StarVR One : Le casque VR qui met la barre (très) haut
Êtes-vous prêt à plonger tête la première dans le futur de la réalité virtuelle sans sortir le parachute de la raison financière? Accrochez vos ceintures et mettez votre plus belle combinaison de l’espace, car on va décoller à la découverte du StarVR One, le dernier cri en matière de casque VR.
Les lentilles, ces fenêtres vers l’immersion totale
Première escale de notre voyage VR : les lentilles. Ces petits bijoux de la technologie Fresnel ne sont pas là pour faire joli ; elles offrent un champ de vision de 210° x 130°. Pour vous donner un ordre d’idée, c’est comme regarder le monde avec des œillères… qui n’empêchent pas de voir les œillères. En bref, la Rolls des lentilles comparée à la trottinette des casques VR du marché.
Certes, durant notre expédition dans ces nouvelles dimensions, nous avons vu apparaître un effet de reflet périphérique, un peu comme la lueur mystérieuse d’une étoile lointaine. Pas suffisamment gênant pour menacer la mission, et le commandant Emmanuel Marquez nous assure que la conquête d’une perfection absolue est à portée de main.

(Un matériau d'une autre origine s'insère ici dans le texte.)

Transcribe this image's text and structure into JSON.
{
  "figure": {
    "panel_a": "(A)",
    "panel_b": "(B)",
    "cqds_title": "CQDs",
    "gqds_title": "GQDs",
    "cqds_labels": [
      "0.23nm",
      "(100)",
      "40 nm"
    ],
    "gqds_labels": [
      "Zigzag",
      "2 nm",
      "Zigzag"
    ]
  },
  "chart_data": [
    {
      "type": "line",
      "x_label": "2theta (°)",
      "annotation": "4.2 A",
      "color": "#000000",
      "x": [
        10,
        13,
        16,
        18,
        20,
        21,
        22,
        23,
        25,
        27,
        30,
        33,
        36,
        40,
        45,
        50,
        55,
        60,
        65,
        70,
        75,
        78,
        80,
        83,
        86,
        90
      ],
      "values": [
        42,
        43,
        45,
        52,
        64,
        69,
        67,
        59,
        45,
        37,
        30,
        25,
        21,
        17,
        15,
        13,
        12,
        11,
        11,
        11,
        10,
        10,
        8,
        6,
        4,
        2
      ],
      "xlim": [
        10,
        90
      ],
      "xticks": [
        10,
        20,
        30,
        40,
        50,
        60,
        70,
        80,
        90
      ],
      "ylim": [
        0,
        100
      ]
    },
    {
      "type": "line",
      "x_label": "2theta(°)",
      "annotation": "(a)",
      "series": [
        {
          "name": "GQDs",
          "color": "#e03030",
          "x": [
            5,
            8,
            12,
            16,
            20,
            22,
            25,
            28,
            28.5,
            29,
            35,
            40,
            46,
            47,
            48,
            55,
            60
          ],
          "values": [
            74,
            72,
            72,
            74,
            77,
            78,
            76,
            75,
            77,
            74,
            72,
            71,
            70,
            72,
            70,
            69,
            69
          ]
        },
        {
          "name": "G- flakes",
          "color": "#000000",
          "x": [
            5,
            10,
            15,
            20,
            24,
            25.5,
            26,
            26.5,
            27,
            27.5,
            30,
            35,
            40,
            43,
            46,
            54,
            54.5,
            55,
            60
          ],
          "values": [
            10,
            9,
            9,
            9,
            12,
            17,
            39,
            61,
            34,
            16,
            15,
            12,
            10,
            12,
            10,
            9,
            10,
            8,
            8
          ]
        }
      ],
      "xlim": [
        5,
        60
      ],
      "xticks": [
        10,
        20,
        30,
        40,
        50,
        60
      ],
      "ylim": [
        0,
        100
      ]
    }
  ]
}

L’œil de lynx : l’eye tracking
Niveau innovation, StarVR s’est copiné avec Tobii, le ninja de l’eye tracking. Premier bon point, le calibrage de l’écart interpupillaire se fait plus vite que l’éclair et sans avoir besoin d’un doctorat. Confort instantané, facilité déconcertante, on en viendrait presque à trouver ça magique. À coup sûr, cette petite prouesse se retrouvera partout dans les années à venir.
Cerise sur le gâteau, le rendu fovéal. On se croirait un peu dans « Mission Impossible », où la qualité d’image top niveau se concentre là où votre regard se pose. Pendant ce temps, le reste de l’image prend une petite pause sans que vous vous en rendiez compte. Ajoutez à cela l’analyse de votre regard pour modeler les contenus à votre goût, et vous êtes plus qu’un simple spectateur : vous devenez le metteur en scène de votre propre expérience.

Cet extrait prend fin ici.